Thompson’s research focuses on understanding individual, team, and organizational reactions to emerging technologies, such as intelligent agents, wearable computers, and adaptive rooms, and to determine how psychologists can guide the implementation of these emerging technologies into organizations.

According to Thompson, the psychological community needs to take a proactive role in facilitating the successful implementation of these technologies rather than reacting to problems later on. A cursory search through any psychological database will reveal an abundance of current studies focused on identifying palliatives for unforeseen problems arising from the implementation of desk-top computers, the internet, and e-mail; technologies that are “old news.”

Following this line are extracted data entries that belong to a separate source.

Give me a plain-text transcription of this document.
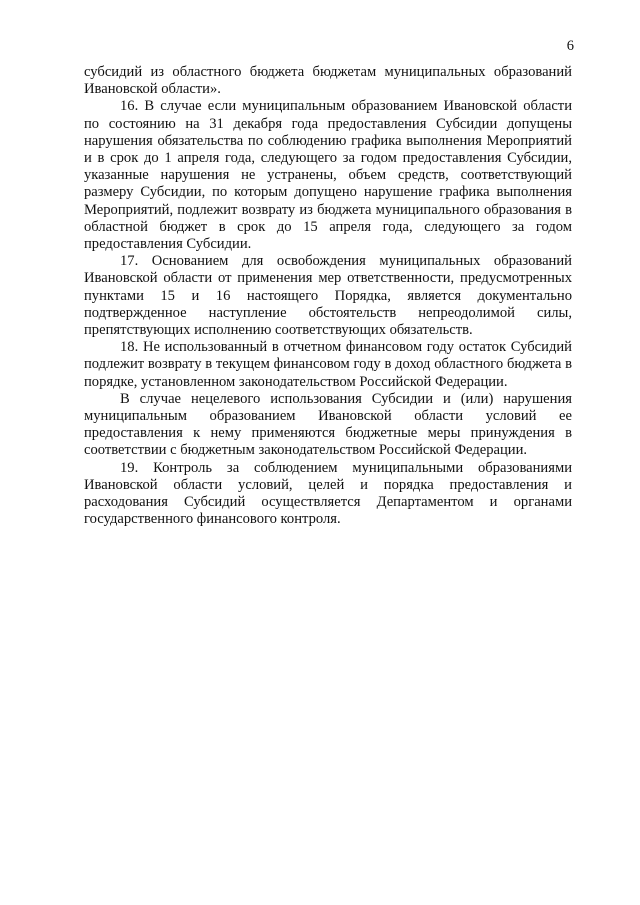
6

субсидий из областного бюджета бюджетам муниципальных образований Ивановской области».

16. В случае если муниципальным образованием Ивановской области по состоянию на 31 декабря года предоставления Субсидии допущены нарушения обязательства по соблюдению графика выполнения Мероприятий и в срок до 1 апреля года, следующего за годом предоставления Субсидии, указанные нарушения не устранены, объем средств, соответствующий размеру Субсидии, по которым допущено нарушение графика выполнения Мероприятий, подлежит возврату из бюджета муниципального образования в областной бюджет в срок до 15 апреля года, следующего за годом предоставления Субсидии.

17. Основанием для освобождения муниципальных образований Ивановской области от применения мер ответственности, предусмотренных пунктами 15 и 16 настоящего Порядка, является документально подтвержденное наступление обстоятельств непреодолимой силы, препятствующих исполнению соответствующих обязательств.

18. Не использованный в отчетном финансовом году остаток Субсидий подлежит возврату в текущем финансовом году в доход областного бюджета в порядке, установленном законодательством Российской Федерации.

В случае нецелевого использования Субсидии и (или) нарушения муниципальным образованием Ивановской области условий ее предоставления к нему применяются бюджетные меры принуждения в соответствии с бюджетным законодательством Российской Федерации.

19. Контроль за соблюдением муниципальными образованиями Ивановской области условий, целей и порядка предоставления и расходования Субсидий осуществляется Департаментом и органами государственного финансового контроля.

New technologies create new dilemmas. Will workers trust “intelligent agents,” a program that works continually in the background to learn, take initiative, and make inferences about appropriate courses of action. These capabilities allow “intelligent agent” technologies to perform tasks as mundane as scheduling appointments for busy scholars, and as extraordinary as being the arbiter of military force.

A “wearable computer” is more portable and less bulky than a laptop computer. It is so portable that it promises to be able to scan a person’s image, instantaneously download information about that individual, and provide the information on a visual “heads-up” display discretely concealed in a fashionable pair of wayfarers. What happens when an individual’s “wearable computer” crashes? Will people rely on them too much?

How will employees react to wearing sensors in an “adaptive room,” a virtual environment that dynamically adjusts to workers’ needs by continually monitoring and adjusting the environment to meet a team’s physical and cognitive workflow requirements? What about on a larger scale, in a “cooperative building?”

Preemptive investigations into these and other potential issues will allow psychologists to maintain a prominent role in guiding organizations that are adopting new technologies, and insure that an organization’s human recourses are prepared to welcome the arrival of the next wave of performance enhancing technologies.